Datamining for Big Data hosted live on Heroku
Content based Recommedation system based on Graph mining and Unsupervised Machine learning method. The application is visualizes the similarity between the content of different publications and how this publications are similar in terms of content.
Using advance unsupervised machine learning models, we recommend research papers that are worth reading/consulting in terms of researching using the content of a prior paper. We use cosine measure as a metric to build the similarity matrix between different books.
We also use graph mining modelling in finding different communities which a book can be classified with highly related papers. Highly related research papers are grouped in the same communities using the graph modeling approach.
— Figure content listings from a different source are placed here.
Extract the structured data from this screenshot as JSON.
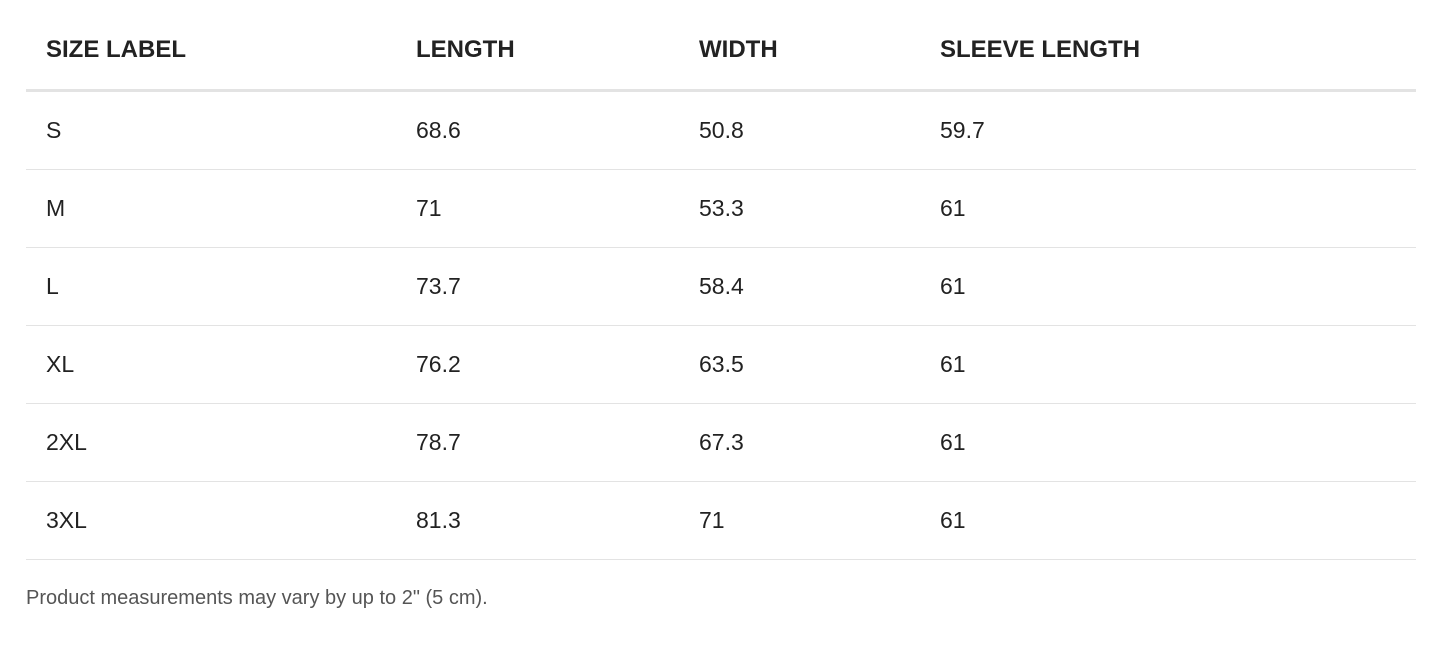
{
  "headers": [
    "SIZE LABEL",
    "LENGTH",
    "WIDTH",
    "SLEEVE LENGTH"
  ],
  "rows": [
    [
      "S",
      "68.6",
      "50.8",
      "59.7"
    ],
    [
      "M",
      "71",
      "53.3",
      "61"
    ],
    [
      "L",
      "73.7",
      "58.4",
      "61"
    ],
    [
      "XL",
      "76.2",
      "63.5",
      "61"
    ],
    [
      "2XL",
      "78.7",
      "67.3",
      "61"
    ],
    [
      "3XL",
      "81.3",
      "71",
      "61"
    ]
  ],
  "note": "Product measurements may vary by up to 2\" (5 cm)."
}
- Import and preprocess all 1269 French books
- Convert all english research papers to french
- Update/replace translated papers with french papers
- Stemming & Lemmatization of extracted tokens from each research paper
- Visualize most frequent words on hover and return output in barplot on Web App
- TF-IDF Model for vectorizing document into numerics
- Document Similarity using Cosine distance of paper content
- Clustering based Recommender System
- Kernel Principal component analysis
- Kernel KMeans clustering
- Graph based Recommender System
- Greedy approach
- Louvain Algorithm
- Clique Based Approach
- Web GUI Viusalization
- TSNE 2D Visualizaion
- Hover over data points to see
- Hover over data to see top recommendation based
- Bar chat for 15 most frequent words in research paper
git clone https://github.com/beteko/Social-Mining-Recommendation-System
Change the directory of the project to system directory format
Open the script folder in your terminal and run the following command
python mainapp.py
Navigate http://127.0.0.1:8050/
Live demo of the application is available on heroku
https://graphminerbigdata.herokuapp.com/
Due to the limited server hardware resources, the graph network may take time to load or possible crash. This is because heroku provides limited free space and uptime.